Linkabit selected the SolidWorks 3D design platform from Dassault Systemes SolidWorks Corp. (Waltham, MA) because it is easy to use, is compatible with all major file formats, offers robust sheet-metal capabilities, and provides seamless integration with productivity-enhancing simulation and product data management (PDM) applications. The company implemented a mix of SolidWorks Professional, SolidWorks Premium, and SolidWorks Flow Simulation software, as well as the SolidWorks Enterprise PDM system.

Having the ability to simulate designs in software allows Linkabit to eliminate costly prototype iterations.
“The seamlessness and range of tools in the SolidWorks design environment make it the most capable development platform at its price point,” Romanisko said. “SolidWorks software has helped us to respond to our engineering challenges quickly, innovatively, and cost-effectively.”

The M56E1 Motorized Smoke Obscurant System is representative of the products Linkabit develops with Solid-Works software. Mounted on a Humvee, the M56E1 includes three types of obscurant systems: 90 minutes of smoke to obscure visual pinpointing, 30 minutes of graphite powder to obscure infrared sighting, and 30 minutes of carbon fibers to obscure millimeter-wave location. The system is designed to protect passengers from visual and electronic weapons sighting.

“We used design configurations and sheet-metal capabilities extensively on the M56E1 system,” Romanisko said. “Configurations capabilities and the tolerance analysis functionality really help us design assemblies efficiently. In particular, configurations allow us to create exploded views as well as show different modes of operation, which saves a lot of time.”

Simulation Minimizes Physical Testing

Linkabit saves additional time and reduces its prototyping costs dramatically with integrated SolidWorks Simulation tools. “Studying the effects of stress, vibration, and temperature is extremely important when developing electronics packages for equipment used in combat,” Romanisko noted. “We also use SolidWorks Flow Simulation to study the impact of airflow on temperature to design cooling systems for electronics.”

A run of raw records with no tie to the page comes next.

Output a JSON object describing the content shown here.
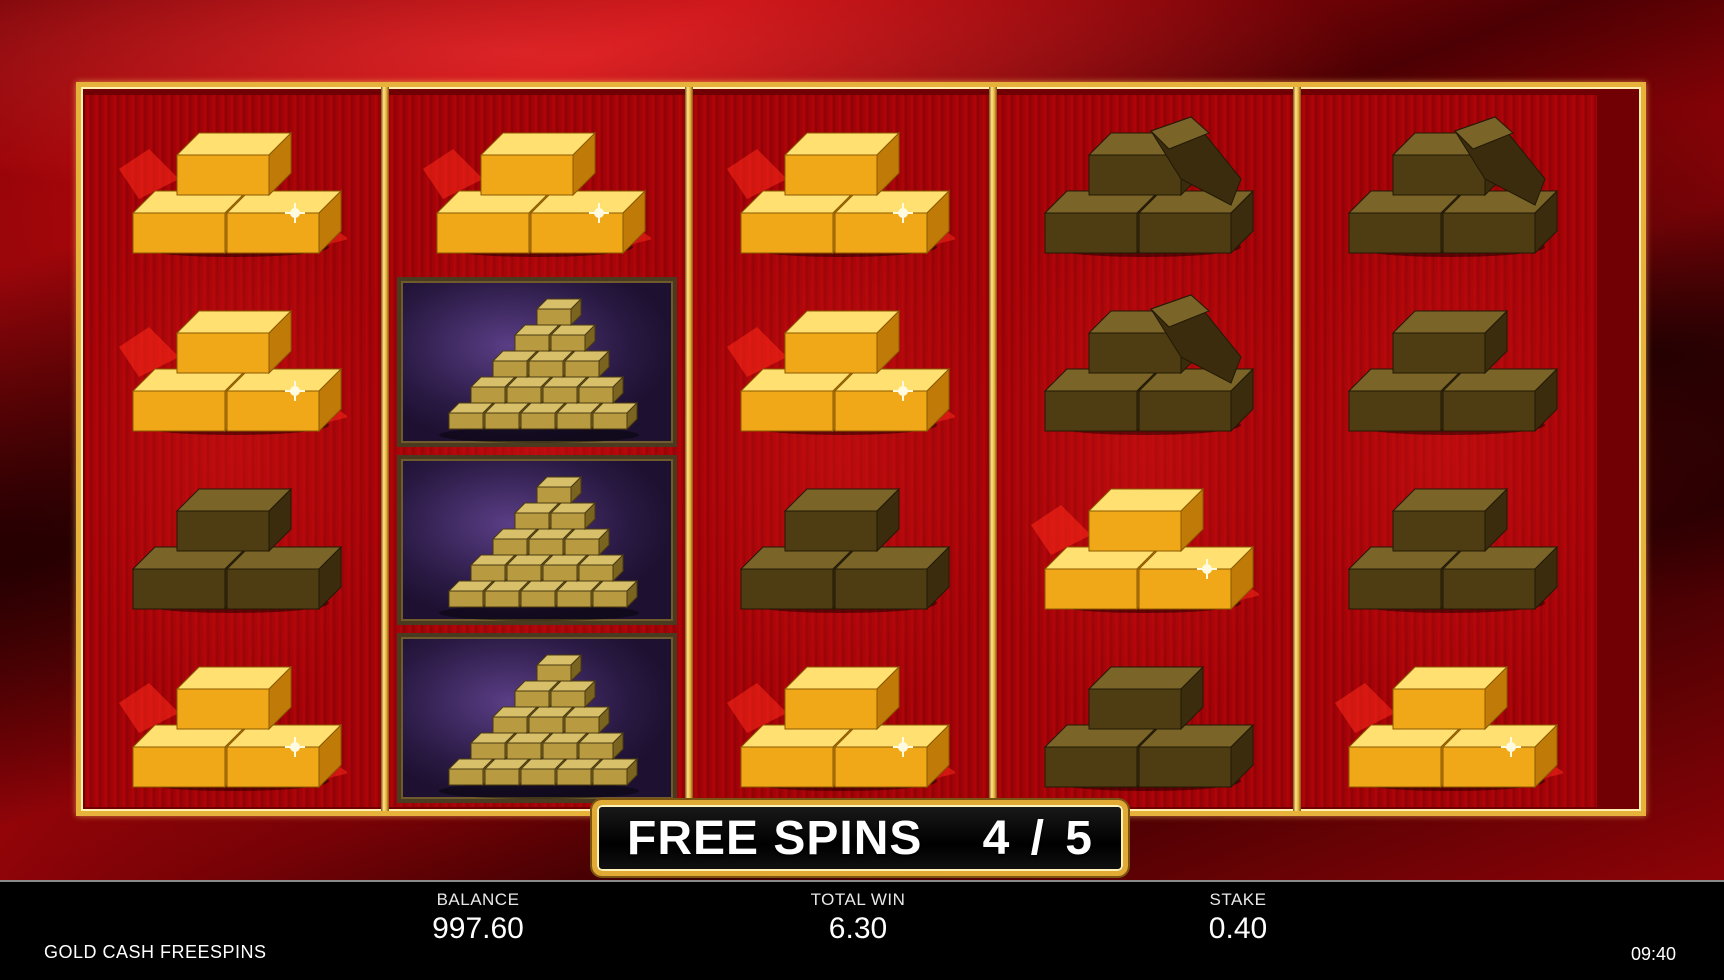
{
  "game": {
    "banner": {
      "label": "FREE SPINS",
      "count": "4 / 5"
    },
    "reels": [
      [
        "gold-bars",
        "gold-bars",
        "bronze-bars",
        "gold-bars"
      ],
      [
        "gold-bars",
        "pyramid-bars",
        "pyramid-bars",
        "pyramid-bars"
      ],
      [
        "gold-bars",
        "gold-bars",
        "bronze-bars",
        "gold-bars"
      ],
      [
        "bronze-tipped-bars",
        "bronze-tipped-bars",
        "gold-bars",
        "bronze-bars"
      ],
      [
        "bronze-tipped-bars",
        "bronze-bars",
        "bronze-bars",
        "gold-bars"
      ]
    ],
    "colors": {
      "frame_gold": "#e6b23c",
      "gold_bar": "#f2b51f",
      "bronze_bar": "#5e4a1a",
      "pyramid_bg": "#3a2560",
      "background_red": "#a30409"
    }
  },
  "status_bar": {
    "balance_label": "BALANCE",
    "balance_value": "997.60",
    "total_win_label": "TOTAL WIN",
    "total_win_value": "6.30",
    "stake_label": "STAKE",
    "stake_value": "0.40",
    "game_name": "GOLD CASH FREESPINS",
    "clock": "09:40"
  }
}
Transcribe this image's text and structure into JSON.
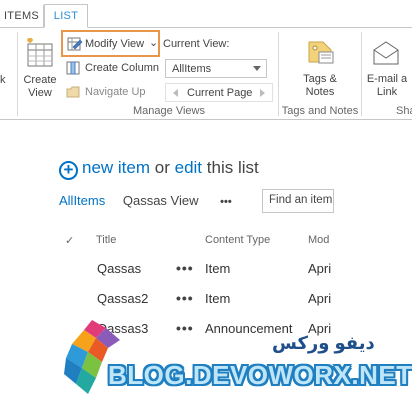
{
  "tabs": {
    "items": "ITEMS",
    "list": "LIST"
  },
  "ribbon": {
    "create_view": "Create View",
    "modify_view": "Modify View",
    "modify_view_arrow": "⌄",
    "create_column": "Create Column",
    "navigate_up": "Navigate Up",
    "current_view_label": "Current View:",
    "current_view_value": "AllItems",
    "current_page": "Current Page",
    "manage_views": "Manage Views",
    "tags_notes": "Tags & Notes",
    "tags_notes_group": "Tags and Notes",
    "email_link": "E-mail a Link",
    "sha_group": "Sha",
    "cut_left": "k"
  },
  "content": {
    "new_item": "new item",
    "or": "or",
    "edit": "edit",
    "this_list": "this list",
    "view_all_items": "AllItems",
    "view_qassas": "Qassas View",
    "more": "•••",
    "search_placeholder": "Find an item"
  },
  "table": {
    "headers": {
      "check": "✓",
      "title": "Title",
      "content_type": "Content Type",
      "modified": "Mod"
    },
    "rows": [
      {
        "title": "Qassas",
        "content_type": "Item",
        "modified": "Apri"
      },
      {
        "title": "Qassas2",
        "content_type": "Item",
        "modified": "Apri"
      },
      {
        "title": "Qassas3",
        "content_type": "Announcement",
        "modified": "Apri"
      }
    ],
    "row_dots": "•••"
  },
  "watermark": {
    "arabic": "ديفو وركس",
    "url": "BLOG.DEVOWORX.NET"
  },
  "colors": {
    "accent": "#0072c6",
    "highlight": "#e8964a",
    "tab_active": "#2a8dd4"
  }
}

Having the ability to simulate designs in software allows Linkabit to eliminate costly prototype iterations. The company also utilizes rapid prototyping to produce SolidWorks component models on a 3D printer. “Instead of creating 10 prototypes, we use simulation to complete 10 design iterations,” Romanisko said. “This approach has reduced our prototype development time by 75 percent.”

Worldwide Collaboration

With offices in Florida, California, and New York, Linkabit uses Solid- Works Enterprise PDM software to manage design revisions, secure access to sensitive design data, and support collaboration across the organization. The system replicates vaults at all three locations, and enables the company to automate its already well-regimented workflows using automatic email notification. In addition, Linkabit used its PDM system to standardize its parts libraries for commonly used components such as connectors and fasteners, which eliminates unnecessary duplication of effort.

“Linkabit is a zero-geography organization, which means we could have individual engineers in California, New York, and Florida who are all collaborating on the same project,” Romanisko explained. “With SolidWorks Enterprise PDM managing revisions, access, and user rights, working with someone across the country is like working with someone next door.”

Using SolidWorks eDrawings® files, Linkabit has also improved communications with customers. “It’s great to be able to share a 3D design with a customer,” Romanisko said. “The ability to make cross-cuts, use transparency, and spin the model makes eDrawings files a much better format than using PDFs.”